As the long-time chair of the board of Toronto’s Mount Sinai Hospital, he has observed first-hand the tremendous pressures that lifestyle-related illnesses place on the health care system and by extension the Canadian and American economies. Eventually he grew frustrated by the fact that, although these challenges are widely acknowledged in the public and private sectors as well as in the media, the problem continues to get worse.
“These experiences have led me to focus many of my energies on improving health care and finding ways to better educate the population on the issues of health and lifestyle,” he explains.
Some of Mr. Bloomberg’s contributions to this area have included his support of the School of Nursing at the University of Toronto and the Centre for Women’s and Infants’ Health at Mount Sinai. He also helped establish Toronto’s Medical and Related Sciences Discovery District, or MaRs, which is advancing the commercial aspect of medical research.

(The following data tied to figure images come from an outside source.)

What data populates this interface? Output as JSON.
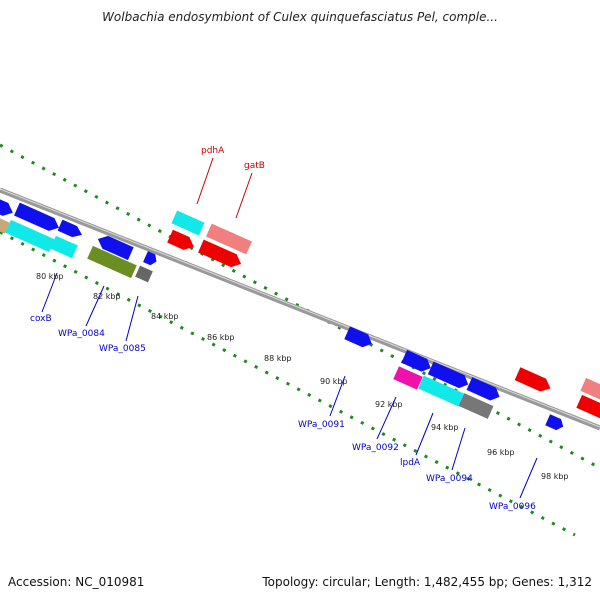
{
  "title": "Wolbachia endosymbiont of Culex quinquefasciatus Pel, comple...",
  "footer": {
    "accession": "Accession: NC_010981",
    "topology": "Topology: circular; Length: 1,482,455 bp; Genes: 1,312"
  },
  "colors": {
    "backbone": "#888888",
    "ticks": "#1e8a1e",
    "label_top": "#cc0000",
    "label_bottom": "#0000cc"
  },
  "kbp_ticks": [
    "80 kbp",
    "82 kbp",
    "84 kbp",
    "86 kbp",
    "88 kbp",
    "90 kbp",
    "92 kbp",
    "94 kbp",
    "96 kbp",
    "98 kbp"
  ],
  "gene_labels": {
    "top": [
      "pdhA",
      "gatB"
    ],
    "bottom": [
      "coxB",
      "WPa_0084",
      "WPa_0085",
      "WPa_0091",
      "WPa_0092",
      "lpdA",
      "WPa_0094",
      "WPa_0096"
    ]
  }
}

Mr. Bloomberg has an MBA from McGill University and, when he decided to give back to his alma mater, active health was the area he wanted to support. It was an easy decision, not only because of Mr. Bloomberg’s passion for the issue, but because McGill’s Faculty of Education and its Department of Kinesiology and Physical Education are at the forefront of some of the most exciting research and scholarship related to healthy living. Ultimately Mr. Bloomberg decided a prize that recognizes the innovative research taking place at universities and hospitals across North America would have the greatest impact.
In partnership with Manulife Financial, the Bloomberg Manulife Prize for the Promotion of Active Health was created to serve as a vehicle for rewarding and publicly recognizing cutting-edge work that is too often confined to the pages of academic and scientific journals. The Prize aims to bring research related to active health into the public domain, where it can have a significant influence on how we live.
“That is really the essence of the Bloomberg Manulife Prize – to create positive change in people’s attitudes and behaviours toward healthy living,” Mr. Bloomberg says. “I am confident that McGill, with all its skills and talents and its international reputation for excellence, can help us accomplish our goal.”